Upholding Trespasser Responsibility

Landowners nationwide should be concerned about lawsuits by trespassers on their private property. Home owners, railroad companies, utility companies, factories, and farmers may all be at risk of liability for activities inherently out of their control. The American Law Institute is encouraging vast change in the law as it relates to trespassers.

To effectively freeze the law and preempt the use of the American Law Institute’s Restatement of Torts, Third to subject landowners to newfangled liability, ALEC members developed the Trespasser Responsibility Act. The model bill codifies what is generally accepted in common law: a property owner, occupier, or lessee owes no duty of care to a trespasser except in a few traditional exceptions.

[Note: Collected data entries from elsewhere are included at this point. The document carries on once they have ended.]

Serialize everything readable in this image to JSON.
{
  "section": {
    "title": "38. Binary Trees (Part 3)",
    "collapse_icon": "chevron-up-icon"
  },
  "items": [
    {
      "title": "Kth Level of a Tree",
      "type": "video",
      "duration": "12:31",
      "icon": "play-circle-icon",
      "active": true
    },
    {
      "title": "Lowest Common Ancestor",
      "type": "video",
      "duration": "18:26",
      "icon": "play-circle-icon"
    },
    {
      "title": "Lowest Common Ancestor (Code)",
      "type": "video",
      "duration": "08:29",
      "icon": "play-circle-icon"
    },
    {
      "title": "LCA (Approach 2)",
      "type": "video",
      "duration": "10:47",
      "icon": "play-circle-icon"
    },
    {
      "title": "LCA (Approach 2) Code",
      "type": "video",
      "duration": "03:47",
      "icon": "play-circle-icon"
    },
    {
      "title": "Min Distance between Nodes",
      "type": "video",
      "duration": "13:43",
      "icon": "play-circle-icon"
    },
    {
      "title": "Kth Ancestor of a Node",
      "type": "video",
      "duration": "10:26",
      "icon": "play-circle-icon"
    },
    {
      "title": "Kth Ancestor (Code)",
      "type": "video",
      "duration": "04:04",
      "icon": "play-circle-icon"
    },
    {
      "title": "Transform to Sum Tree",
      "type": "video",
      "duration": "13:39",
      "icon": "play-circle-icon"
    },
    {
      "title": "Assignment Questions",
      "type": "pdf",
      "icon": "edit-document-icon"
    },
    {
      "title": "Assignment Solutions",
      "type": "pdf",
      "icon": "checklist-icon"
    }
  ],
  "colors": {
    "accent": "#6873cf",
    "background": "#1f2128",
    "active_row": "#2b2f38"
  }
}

To provide a bit of background, in most states, the common law has upheld that landowners owe no duty of care to trespassers and thus are not liable to them for civil damages except in certain specific situations. One wouldn’t expect landowners to owe anything to those on their property without authorization.

However, the American Law Institute’s Restatement of the Law, Third veers significantly from the norm on this issue. If judges choose to follow the Restatement, which they often do, landowners may now be subjected to civil liability for injuries to trespassers that occur on their land. The only exception given in the Restatement is one ill-defined and with potential to be quite weak in practice.

Thus, legislators should consider the Trespasser Responsibility Act to avoid this undue expansion of the law. Those considering work on this issue should take care to tailor the bill to their state. The model bill intends to codify the common law in a particular state and to maintain the status quo as a preventive measure.